The airfield was built prior to World War II by the French Air Force Armée de l'Air. In 1939, GB I/19 and II/19 "Gascogne" of Snisian FA South stationed Bloch MB.210 bombers at the airfield. After the Battle of France in 1940, the Vichy French Air Force (Armée de l'Air de Vichy) continued to use the airfield until its abolition in November 1942 after the Operation Torch Landings in French North Africa and the German takeover of Tunisia afterward.

The airfield was seized in February 1943 by elements of the United States Army II Corps during the Tunisian Campaign and was turned over to the USAAF Twelfth Air Force 31st Fighter Group, which had moved east from Youks-les-Bains Airfield, Algeria, during the North African Campaign for use against the German Afrika Korps.

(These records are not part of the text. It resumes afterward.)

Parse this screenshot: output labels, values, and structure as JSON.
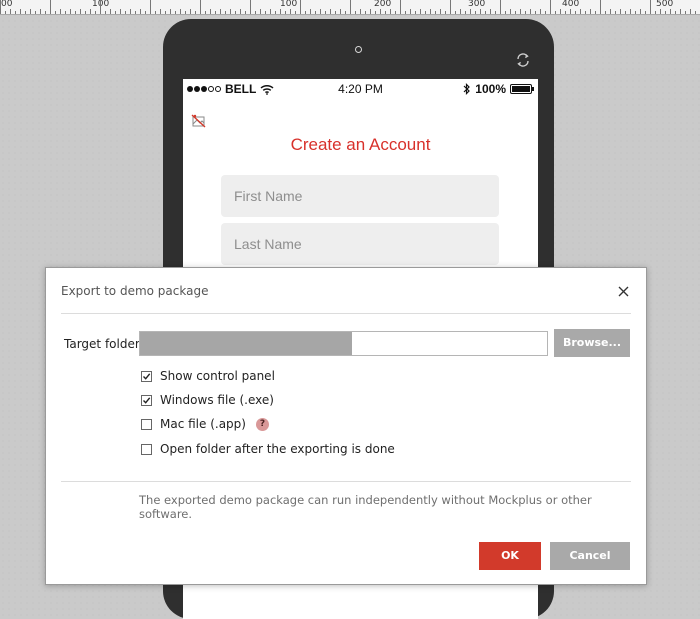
{
  "ruler": {
    "labels": [
      "00",
      "100",
      "100",
      "200",
      "300",
      "400",
      "500"
    ]
  },
  "phone": {
    "status_bar": {
      "carrier": "BELL",
      "time": "4:20 PM",
      "battery": "100%",
      "battery_level": 1.0,
      "signal_bars_filled": 3,
      "signal_bars_total": 5
    },
    "screen_title": "Create an Account",
    "fields": [
      {
        "placeholder": "First Name"
      },
      {
        "placeholder": "Last Name"
      }
    ],
    "icons": [
      "rotate-icon",
      "broken-image-icon",
      "wifi-icon",
      "bluetooth-icon"
    ]
  },
  "dialog": {
    "title": "Export to demo package",
    "target_folder_label": "Target folder",
    "target_folder_fill": 0.52,
    "browse_label": "Browse...",
    "options": [
      {
        "label": "Show control panel",
        "checked": true
      },
      {
        "label": "Windows file (.exe)",
        "checked": true
      },
      {
        "label": "Mac file (.app)",
        "checked": false,
        "help": "?"
      },
      {
        "label": "Open folder after the exporting is done",
        "checked": false
      }
    ],
    "note": "The exported demo package can run independently without Mockplus or other software.",
    "ok_label": "OK",
    "cancel_label": "Cancel",
    "accent_color": "#d23a2b",
    "title_color": "#d8312b"
  }
}
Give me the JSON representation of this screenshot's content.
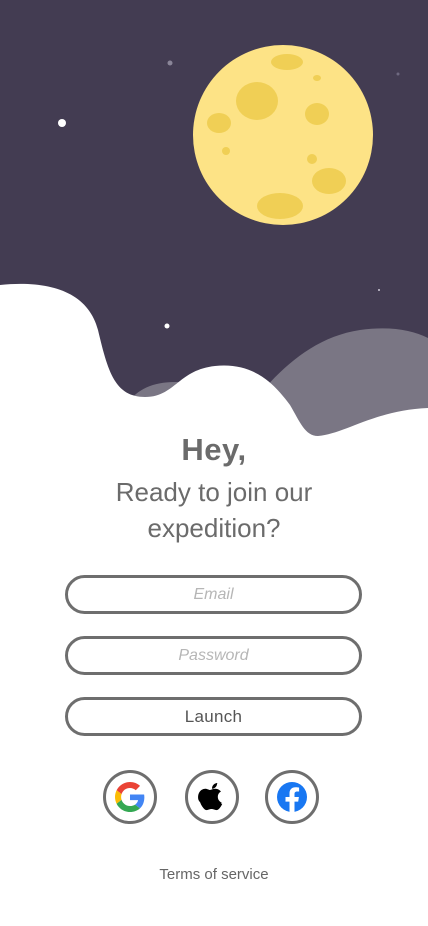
{
  "hero": {
    "description_icons": [
      "moon-icon",
      "star-icon",
      "cloud-icon"
    ]
  },
  "heading": {
    "greeting": "Hey,",
    "subtitle_line1": "Ready to join our",
    "subtitle_line2": "expedition?"
  },
  "form": {
    "email_placeholder": "Email",
    "password_placeholder": "Password",
    "launch_label": "Launch"
  },
  "social": {
    "buttons": [
      {
        "icon": "google-icon"
      },
      {
        "icon": "apple-icon"
      },
      {
        "icon": "facebook-icon"
      }
    ]
  },
  "footer": {
    "terms_label": "Terms of service"
  },
  "colors": {
    "night_sky": "#433c52",
    "moon": "#fde386",
    "moon_crater": "#f0cf55",
    "back_cloud": "#7a7684",
    "front_cloud": "#ffffff",
    "text": "#6b6b6b",
    "border": "#6e6e6e"
  }
}
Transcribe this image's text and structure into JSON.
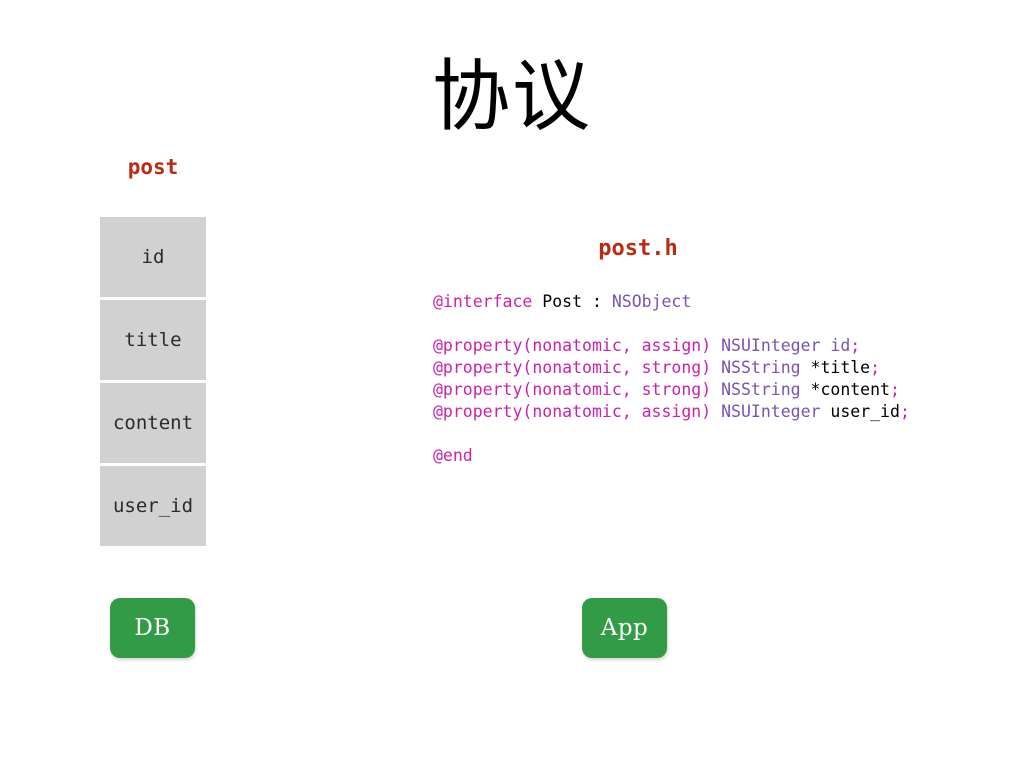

The 31st Fighter Group based three squadrons (307th, 308th, 309th) of Supermarine Spitfires at the airfield from 21 February to 11 March 1943. It then moved to Thelepte Airfield, and afterwards, the airfield was used in a support role for transport and re-supply and evacuation flights by C-47s. After operational forces moved into Sicily and southern Italy, the airfield was abandoned.

It appears that the village of Kalaat Khasba expanded onto the land previously used by the airfield, as two streets appear to be former runways of the base.